Bringing the Distant Past to the Immediate Present
Paula Ugalde (left) completing survey work on site QM32, Pampa del Tamarugal, Chile, with the PIs of the research projects in Chile, Dr. Claudio Latorre (Pontificia Universidad Católica de Chile), and Dr. Calogero Santoro (Universidad de Tarapacá).
Photo credit: Paola Salgado.
By Elizabeth Labiner
Paula Ugalde grew up in northern Chile, in an archaeologically rich region near the borders of Peru and Bolivia. While at the Universidad de Chile in Santiago, Ugalde found herself studying archaeology in part because the field was an avenue through which she combined her passion for history and her love of the outdoors. As an archaeologist, she soon discovered the importance of anthropology and philosophy in her work. She felt this was perfect for her, however, because she has always had wide and varied interests. “I always felt drawn to many different areas of study,” she says, “and it sometimes even made me envy the people who had just one clear focus. But with archaeology, I’m able to encompass so many elements in one pursuit.”
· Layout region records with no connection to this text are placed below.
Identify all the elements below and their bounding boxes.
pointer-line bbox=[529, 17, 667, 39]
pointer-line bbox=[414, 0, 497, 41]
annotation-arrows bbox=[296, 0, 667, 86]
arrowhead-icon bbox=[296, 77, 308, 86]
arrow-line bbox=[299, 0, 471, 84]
After earning her undergraduate degree, Ugalde worked as a research assistant in Arica, Chile, for seven years. “That research group was like a family,” Ugalde reflects, “and we all had different disciplines. Archaeology is really about studying humans, and when you study humanity you can study art or science or politics; you can study all this and more through archaeology.” In addition, she also learned during this time to study landscapes, ecology, and climate as part of her archaeological work.
Ugalde was drawn to the doctoral program in anthropology at UA largely because of its interdisciplinarity, particularly in conjunction with the geosciences program. “I’ve always liked interdisciplinary approaches, because I think that reality is so layered and complex that studying reality from only one perspective is very biased,” she explains. “My work is like a hinge, connecting anthropology and geosciences through archaeology.”
Ugalde focuses on the early movements and settlements of humans in Chile through these various lenses, attempting to reconstruct human society, thoughts, and processes through what people left behind, as well as enhancing these findings through studying the rocks and sediments in which artifacts are found. The Atacama Desert was essentially an empty landscape at the time of the arrival of the first humans, Ugalde says, and they had to work to turn this harsh environment into home and to fill the landscape with names and meanings.
There are six main archaeological sites on which Ugalde and her colleagues work in the Atacama Desert; the sites came as something of a surprise, as they contradicted the assumption that the desert was too dry to have supported life. Their exciting findings are the subject of a documentary, Agua y Arena: Una Travesía por el Desierto de Atacama. Watch the trailer, which features Ugalde: https://www.youtube.com/watch?v=gM84J8oj0jg&feature=share
Ugalde hopes that her work in the past will positively impact the present:
I have big dreams that archaeology will teach people today that people of the past were very similar to us in many aspects, that they had different ways of thinking and seeing the world but that those views were as valid as ours. Through that, I’d like to teach about tolerance and respect for other societies and peoples today. There is a problem of “otherizing” people, of categorizing people as immoral or inferior because they’re different from us, because they have different practices, religions, or cosmologies, or even just look different. This is a problem that brings about violence and hatred, even within a shared society. I hope that if I can show that humans have always had a history of migration and mixing of populations, we can forge a stronger shared human narrative today.